Trigger: Justin Vivian Bond
I’m Justin Vivian Bond.
The majority of work in this show explores my obsession with Karen Graham who is the Estee Lauder model from the mid-70s to the mid-80s. When I was young I knew I was trans but I wasn’t able to do my own makeup or explore femininity on my own body so I obsessively painted her and when the time came when I was able to free myself and do my own makeup I sort of stopped portraiture. I stopped painting to a pretty large degree until about 6 or 7 years ago when I was in a body of water in Sag Harbor and I was wearing a pair of waders and I remembered a picture of Karen Graham in waders in a later Estee Lauder ad for the middle age woman and I realized I had finally become my own fantasy. And so I started exploring her again from the perspective of a mature person to find out what it was about her that had made me so fascinated in the first place.
Estee Lauder was a small Jewish lady from queens who chose this lissome, southern wasp to be the face of her company because she represented the sort of perfection of whiteness, I think, in the mainstream ideal of what success and wealth could bring you and so that is what she chose as the representation of herself and her brand. And so I thought it was very interesting how as a young trans person I was looking to that person and that ideal myself. And that was held up for a lot of people as the quintessential beauty. And so looking back on it and putting myself into that situation I am now seeing it from a much more complex perspective and it almost an oppressive one.

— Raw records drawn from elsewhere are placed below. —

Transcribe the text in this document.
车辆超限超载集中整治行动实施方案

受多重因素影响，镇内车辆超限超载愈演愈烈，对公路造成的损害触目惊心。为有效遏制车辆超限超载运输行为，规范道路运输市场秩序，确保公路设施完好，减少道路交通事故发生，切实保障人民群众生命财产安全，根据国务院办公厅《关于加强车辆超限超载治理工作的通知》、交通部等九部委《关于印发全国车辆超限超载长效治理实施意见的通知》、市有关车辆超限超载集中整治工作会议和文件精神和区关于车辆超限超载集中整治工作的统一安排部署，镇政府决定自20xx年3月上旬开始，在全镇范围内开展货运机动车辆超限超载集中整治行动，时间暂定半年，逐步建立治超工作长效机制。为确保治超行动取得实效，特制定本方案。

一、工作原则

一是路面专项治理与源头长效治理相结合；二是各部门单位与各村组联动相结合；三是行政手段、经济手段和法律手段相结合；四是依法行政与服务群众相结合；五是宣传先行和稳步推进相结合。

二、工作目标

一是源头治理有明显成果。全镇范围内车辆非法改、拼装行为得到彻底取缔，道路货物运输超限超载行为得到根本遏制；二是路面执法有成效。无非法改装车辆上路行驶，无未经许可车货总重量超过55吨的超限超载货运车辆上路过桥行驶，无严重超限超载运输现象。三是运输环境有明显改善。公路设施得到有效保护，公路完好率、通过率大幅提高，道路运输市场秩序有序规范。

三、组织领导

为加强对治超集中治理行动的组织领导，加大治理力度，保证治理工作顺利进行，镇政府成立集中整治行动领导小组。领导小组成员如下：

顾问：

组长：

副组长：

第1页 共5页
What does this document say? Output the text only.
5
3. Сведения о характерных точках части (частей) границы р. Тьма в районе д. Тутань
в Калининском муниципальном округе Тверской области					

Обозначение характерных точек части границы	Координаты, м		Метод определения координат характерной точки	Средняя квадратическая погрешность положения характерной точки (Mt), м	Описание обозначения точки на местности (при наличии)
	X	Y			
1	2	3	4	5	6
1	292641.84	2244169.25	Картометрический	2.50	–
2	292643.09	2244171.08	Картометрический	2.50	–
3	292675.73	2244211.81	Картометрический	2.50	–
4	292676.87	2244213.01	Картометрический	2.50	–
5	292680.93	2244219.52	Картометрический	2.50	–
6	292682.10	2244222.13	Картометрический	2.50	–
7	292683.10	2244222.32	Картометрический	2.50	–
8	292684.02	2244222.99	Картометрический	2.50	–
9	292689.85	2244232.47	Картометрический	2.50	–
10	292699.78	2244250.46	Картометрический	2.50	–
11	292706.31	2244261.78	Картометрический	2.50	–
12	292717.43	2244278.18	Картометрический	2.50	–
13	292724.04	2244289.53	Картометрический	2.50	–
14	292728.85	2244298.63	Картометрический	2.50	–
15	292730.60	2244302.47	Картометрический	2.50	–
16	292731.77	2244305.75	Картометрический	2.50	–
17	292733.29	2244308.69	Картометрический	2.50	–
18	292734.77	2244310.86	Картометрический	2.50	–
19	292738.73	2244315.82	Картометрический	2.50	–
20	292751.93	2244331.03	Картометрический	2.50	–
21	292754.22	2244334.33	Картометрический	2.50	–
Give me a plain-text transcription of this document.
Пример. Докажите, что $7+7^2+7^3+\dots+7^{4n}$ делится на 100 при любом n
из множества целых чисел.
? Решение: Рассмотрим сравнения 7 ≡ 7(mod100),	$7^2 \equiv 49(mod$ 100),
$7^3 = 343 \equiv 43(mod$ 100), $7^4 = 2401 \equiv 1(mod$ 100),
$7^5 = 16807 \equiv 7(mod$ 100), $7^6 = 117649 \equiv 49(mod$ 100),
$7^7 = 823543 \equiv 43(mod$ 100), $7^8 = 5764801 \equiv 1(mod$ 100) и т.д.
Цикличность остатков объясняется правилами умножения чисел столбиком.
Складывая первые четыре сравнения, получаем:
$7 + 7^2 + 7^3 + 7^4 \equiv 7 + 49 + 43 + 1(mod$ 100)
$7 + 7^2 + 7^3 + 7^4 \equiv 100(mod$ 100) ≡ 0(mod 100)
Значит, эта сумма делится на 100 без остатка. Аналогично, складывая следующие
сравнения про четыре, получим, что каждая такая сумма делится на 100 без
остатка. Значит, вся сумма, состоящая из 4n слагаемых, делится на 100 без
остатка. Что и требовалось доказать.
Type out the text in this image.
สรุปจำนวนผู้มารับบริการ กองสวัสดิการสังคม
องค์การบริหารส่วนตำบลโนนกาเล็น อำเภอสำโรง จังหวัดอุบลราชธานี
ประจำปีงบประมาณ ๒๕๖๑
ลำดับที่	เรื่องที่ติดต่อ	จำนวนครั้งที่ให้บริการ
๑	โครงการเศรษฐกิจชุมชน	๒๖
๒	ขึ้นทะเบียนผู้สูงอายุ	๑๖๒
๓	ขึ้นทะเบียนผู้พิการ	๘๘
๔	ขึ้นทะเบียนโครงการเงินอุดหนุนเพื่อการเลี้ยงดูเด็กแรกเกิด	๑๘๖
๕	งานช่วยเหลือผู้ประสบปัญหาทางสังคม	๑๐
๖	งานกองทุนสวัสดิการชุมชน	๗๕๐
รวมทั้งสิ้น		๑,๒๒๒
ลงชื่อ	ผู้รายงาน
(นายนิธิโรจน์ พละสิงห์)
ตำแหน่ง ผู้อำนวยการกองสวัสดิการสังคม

The reason I created the wallpaper was around the same time I was obsessed with Karen Graham as a teenager I was also obsessed with Billy Baldwin who is a preeminent American decorator of the late 20th century. He was a gay man from Maryland who decorated the homes of the wealthiest and most established people in America, most of them wasps—the Eastmans, the Paileys—people that shaped our culture. Here you have a little Jewish woman creating the quintessential idea of whiteness and you had this little gay man from Maryland creating the environments in which all these people lived. So looking back on it I decided that I would make this wallpaper with her face and my face on it as a kind of homage and exploration of what they had created.